Shipping is highly CO2-efficient per kilo relative to air travel (and cars and so on) but because we do a _lot_ of shipping, it's still a big CO2 emitter. Separately, due to extremely shoddy international regulation, many large ships put out large amounts of non-CO2 pollutants. This (the non-CO2 bit, not the CO2 bit) could be fixed, at relatively small cost to the industry, via changes to fuel and improved filtering, but until someone forces them to fix it it'll stay the same.
There is one pollutant that oceanic shipping is worse at: SO2. SO2 happens to be a reverse-greenhouse gas, so it actually cancels out most of oceanic shipping's CO2. Because it creates smog and acid rain there is still a huge international push to reduce it, and the level of emissions have fallen by 80% in the past decade or so.
Comparing it to cars is very unfair. Gasoline in the 80s had tons of sulfur, FAR more than oceanic shipping emits today. It was totally eliminated by regulation and so that the sulfur can be sold at a profit. The relative difference is not relevant, because there's virtually no sulfur in car exhaust. Comparing the two tells you nothing about the absolute emissions or the recent and upcoming changes.
> And now a reference to CO2 to muddy the waters.
That's an understatement if anything- Japan and Germany are 3.5% and 2% of global CO2 respectively. It's preying on ignorance to make "6th most polluting country" sound high.
> This (the non-CO2 bit, not the CO2 bit) could be fixed, at relatively small cost to the industry, via changes to fuel and improved filtering, but until someone forces them to fix it it'll stay the same.
They are being forced- by the international maritime organization. The sulfur content has fallen from ~7.5% to an oceanic limit of at most 3.5% in 2012 (actual emissions are lower), falling to .5% this year.
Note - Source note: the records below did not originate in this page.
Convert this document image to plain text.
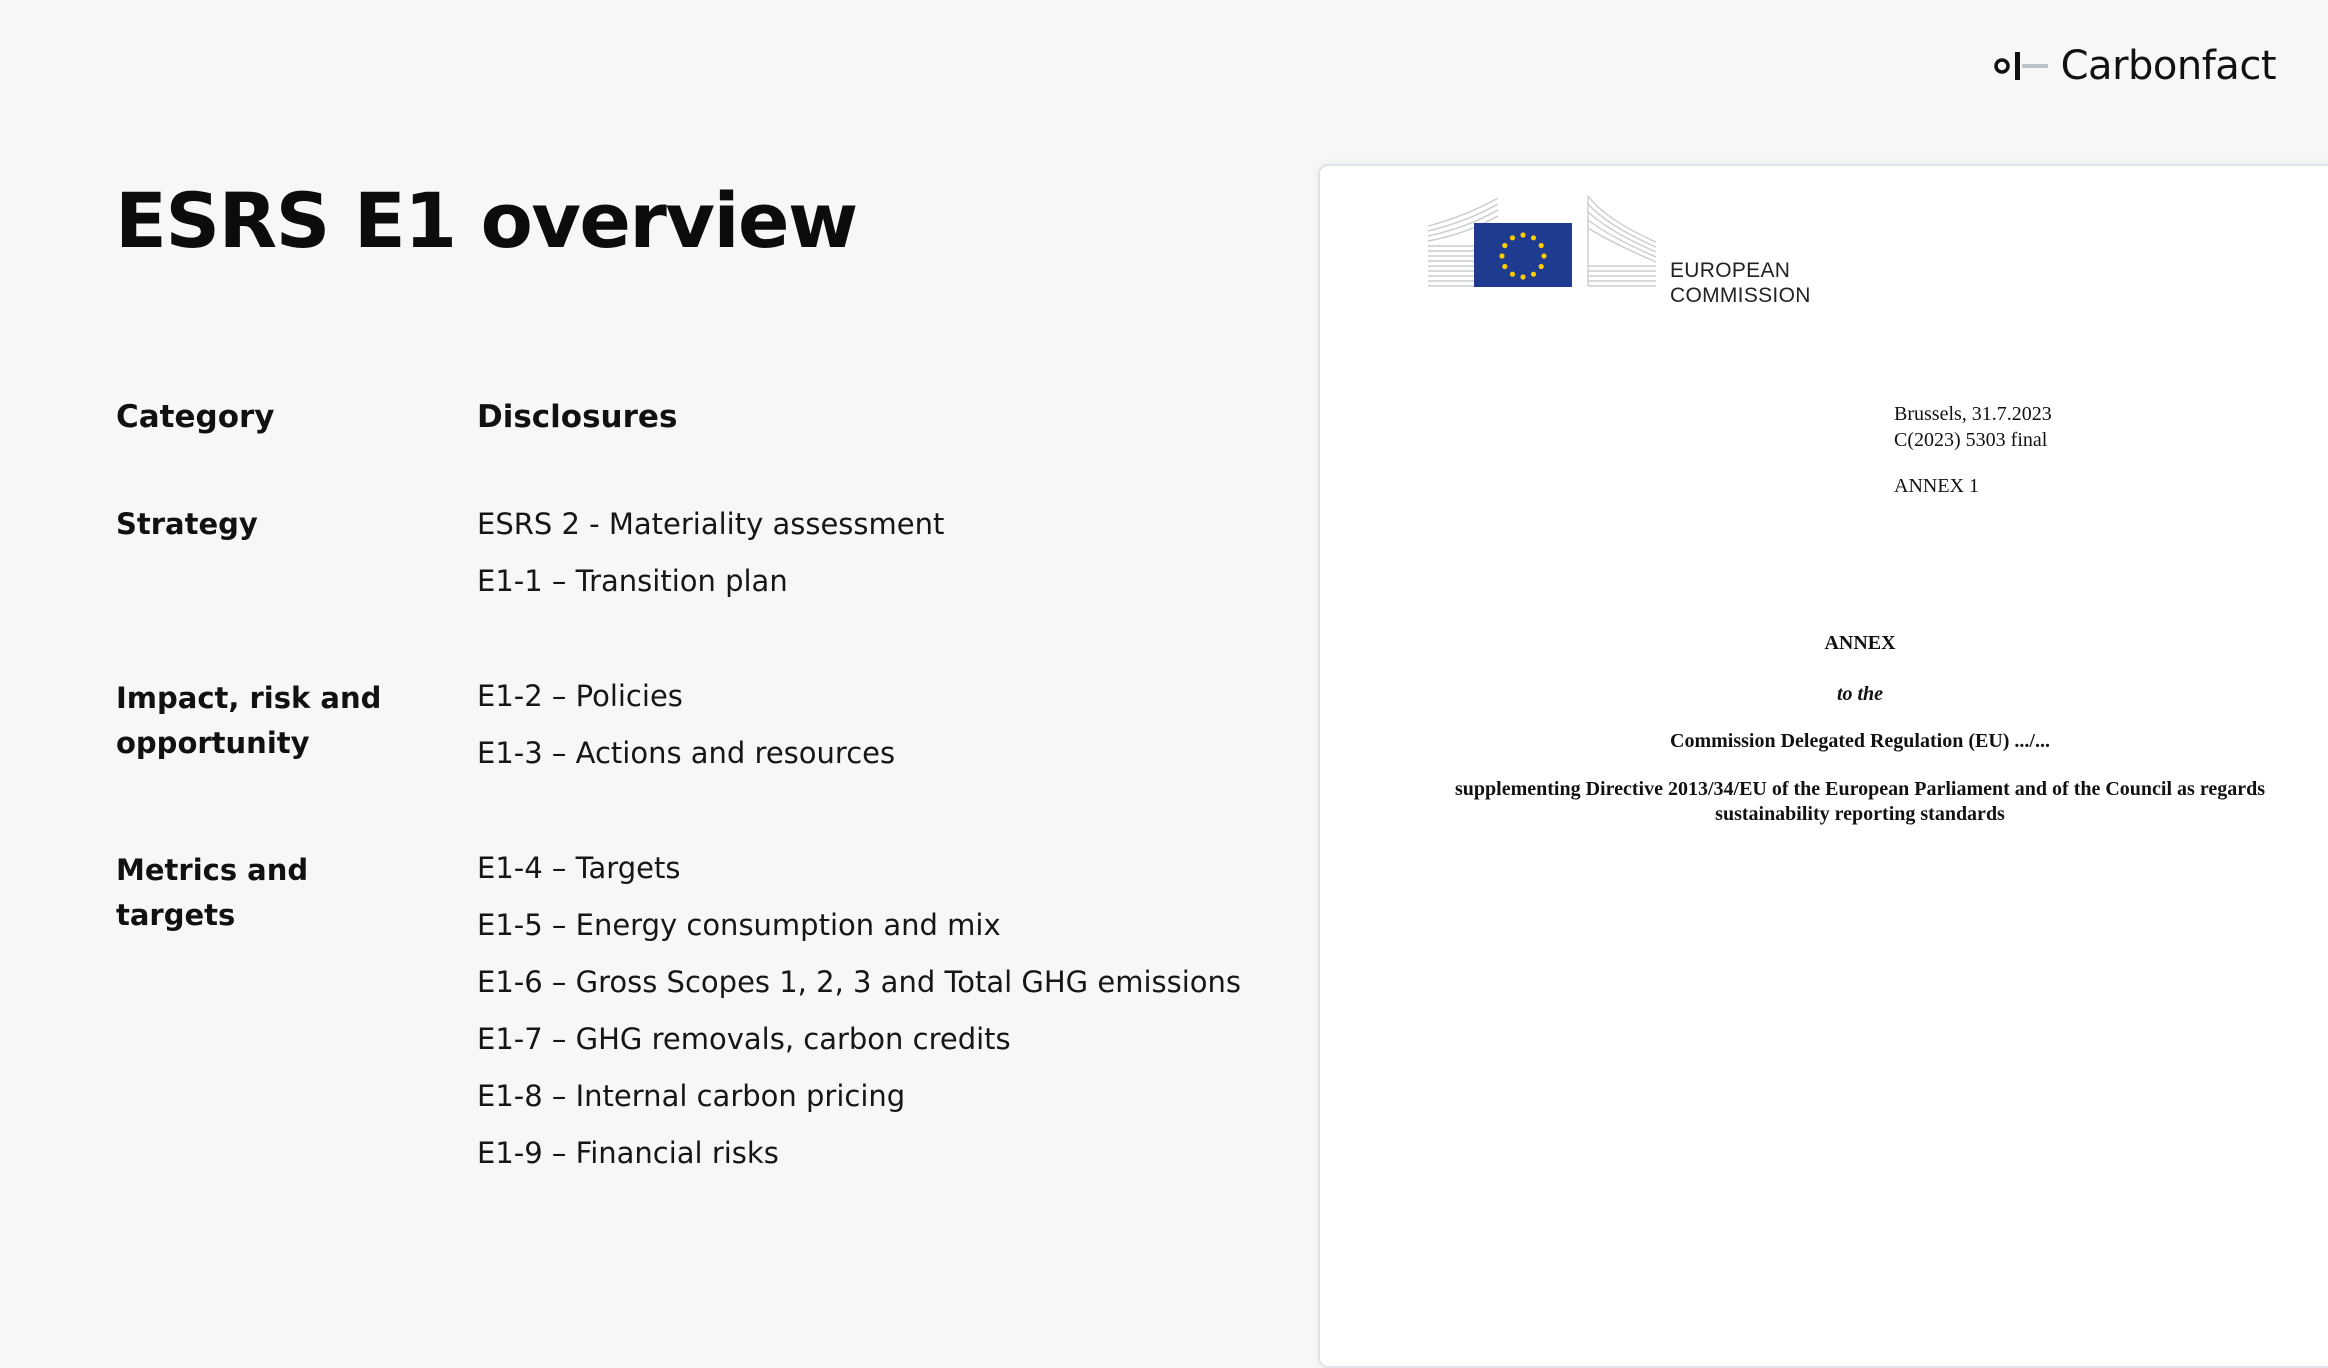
Carbonfact
ESRS E1 overview
Category	Disclosures

Strategy	ESRS 2 - Materiality assessment
E1-1 – Transition plan

Impact, risk and opportunity

E1-2 – Policies
E1-3 – Actions and resources

Metrics and targets

E1-4 – Targets
E1-5 – Energy consumption and mix
E1-6 – Gross Scopes 1, 2, 3 and Total GHG emissions
E1-7 – GHG removals, carbon credits
E1-8 – Internal carbon pricing
E1-9 – Financial risks
EUROPEAN
COMMISSION
Brussels, 31.7.2023
C(2023) 5303 final
ANNEX 1
ANNEX
to the
Commission Delegated Regulation (EU) .../...
supplementing Directive 2013/34/EU of the European Parliament and of the Council as regards sustainability reporting standards
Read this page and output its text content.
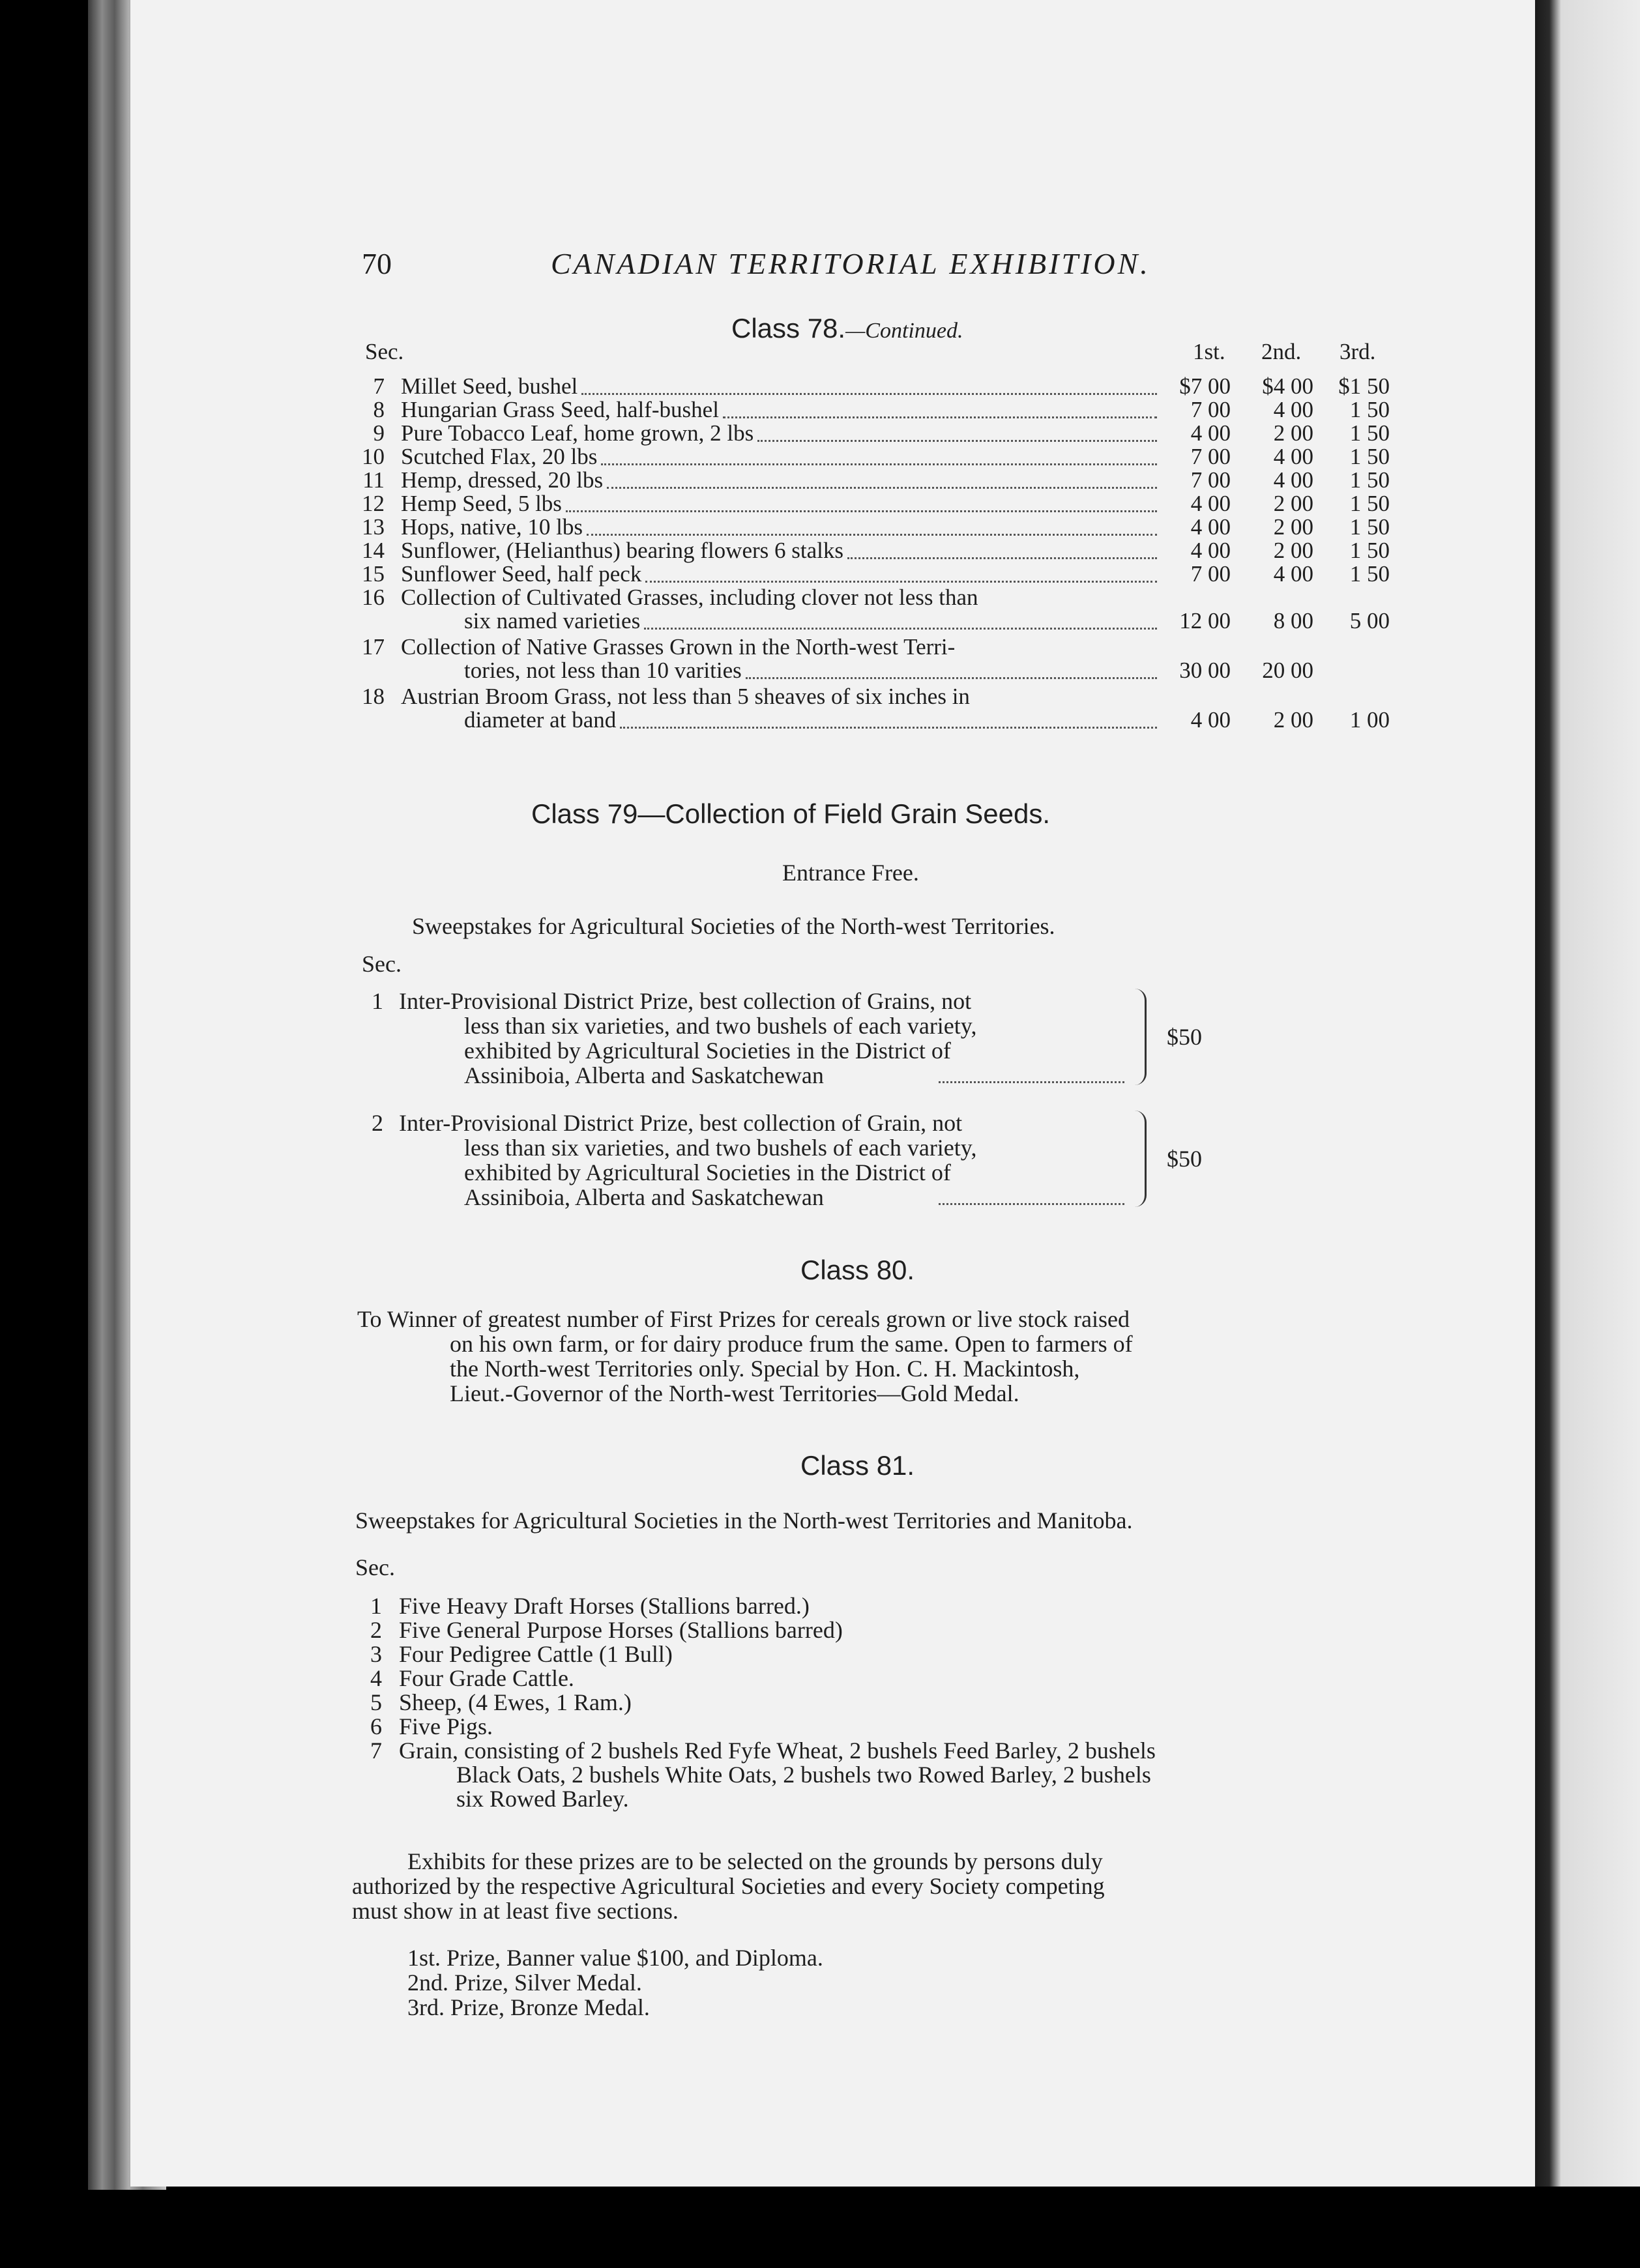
70	CANADIAN TERRITORIAL EXHIBITION.
Class 78.—Continued.
Sec.	1st. 2nd. 3rd.
7 Millet Seed, bushel	$7 00	$4 00	$1 50
8 Hungarian Grass Seed, half-bushel	7 00	4 00	1 50
9 Pure Tobacco Leaf, home grown, 2 lbs	4 00	2 00	1 50
10 Scutched Flax, 20 lbs	7 00	4 00	1 50
11 Hemp, dressed, 20 lbs	7 00	4 00	1 50
12 Hemp Seed, 5 lbs	4 00	2 00	1 50
13 Hops, native, 10 lbs	4 00	2 00	1 50
14 Sunflower, (Helianthus) bearing flowers 6 stalks	4 00	2 00	1 50
15 Sunflower Seed, half peck	7 00	4 00	1 50
16 Collection of Cultivated Grasses, including clover not less than
six named varieties	12 00	8 00	5 00
17 Collection of Native Grasses Grown in the North-west Terri-
tories, not less than 10 varities	30 00	20 00
18 Austrian Broom Grass, not less than 5 sheaves of six inches in
diameter at band	4 00	2 00	1 00
Class 79—Collection of Field Grain Seeds.
Entrance Free.
Sweepstakes for Agricultural Societies of the North-west Territories.
Sec.
1 Inter-Provisional District Prize, best collection of Grains, not
less than six varieties, and two bushels of each variety,
exhibited by Agricultural Societies in the District of
Assiniboia, Alberta and Saskatchewan
$50
2 Inter-Provisional District Prize, best collection of Grain, not
less than six varieties, and two bushels of each variety,
exhibited by Agricultural Societies in the District of
Assiniboia, Alberta and Saskatchewan
$50
Class 80.
To Winner of greatest number of First Prizes for cereals grown or live stock raised
on his own farm, or for dairy produce frum the same. Open to farmers of
the North-west Territories only. Special by Hon. C. H. Mackintosh,
Lieut.-Governor of the North-west Territories—Gold Medal.
Class 81.
Sweepstakes for Agricultural Societies in the North-west Territories and Manitoba.
Sec.
1 Five Heavy Draft Horses (Stallions barred.)
2 Five General Purpose Horses (Stallions barred)
3 Four Pedigree Cattle (1 Bull)
4 Four Grade Cattle.
5 Sheep, (4 Ewes, 1 Ram.)
6 Five Pigs.
7 Grain, consisting of 2 bushels Red Fyfe Wheat, 2 bushels Feed Barley, 2 bushels
Black Oats, 2 bushels White Oats, 2 bushels two Rowed Barley, 2 bushels
six Rowed Barley.
Exhibits for these prizes are to be selected on the grounds by persons duly
authorized by the respective Agricultural Societies and every Society competing
must show in at least five sections.
1st. Prize, Banner value $100, and Diploma.
2nd. Prize, Silver Medal.
3rd. Prize, Bronze Medal.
In the EU it's has been limited to .1% since 2015. Not least this is happening because China is taking such a hard line on smog. This is an incredible regulatory success, up there with leaded gasoline, iodized salt, and CFC bans.
It's very dangerous and detrimental to talk about oceanic shipping as a CO2 problem. It's essential to third world economies (both buying and selling), for one thing, but more importantly we know what the CO2 problems are: cars and coal. Fix those, then you can worry about natural gas and semi trucks. After that you've solved 80%-90% of the problem.
Seriously, say oceanic shipping globally is 2.5% of CO2 emissions. Light duty road vehicles are 59% of US transportation CO2, which is 29% of US CO2 emissions, which are 14% of of global CO2. Those multiply out to 2.4%. Forget trying to coordinate literally the entire world, you can get the same reductions by going after a single category of emissions from 4% of the world's population.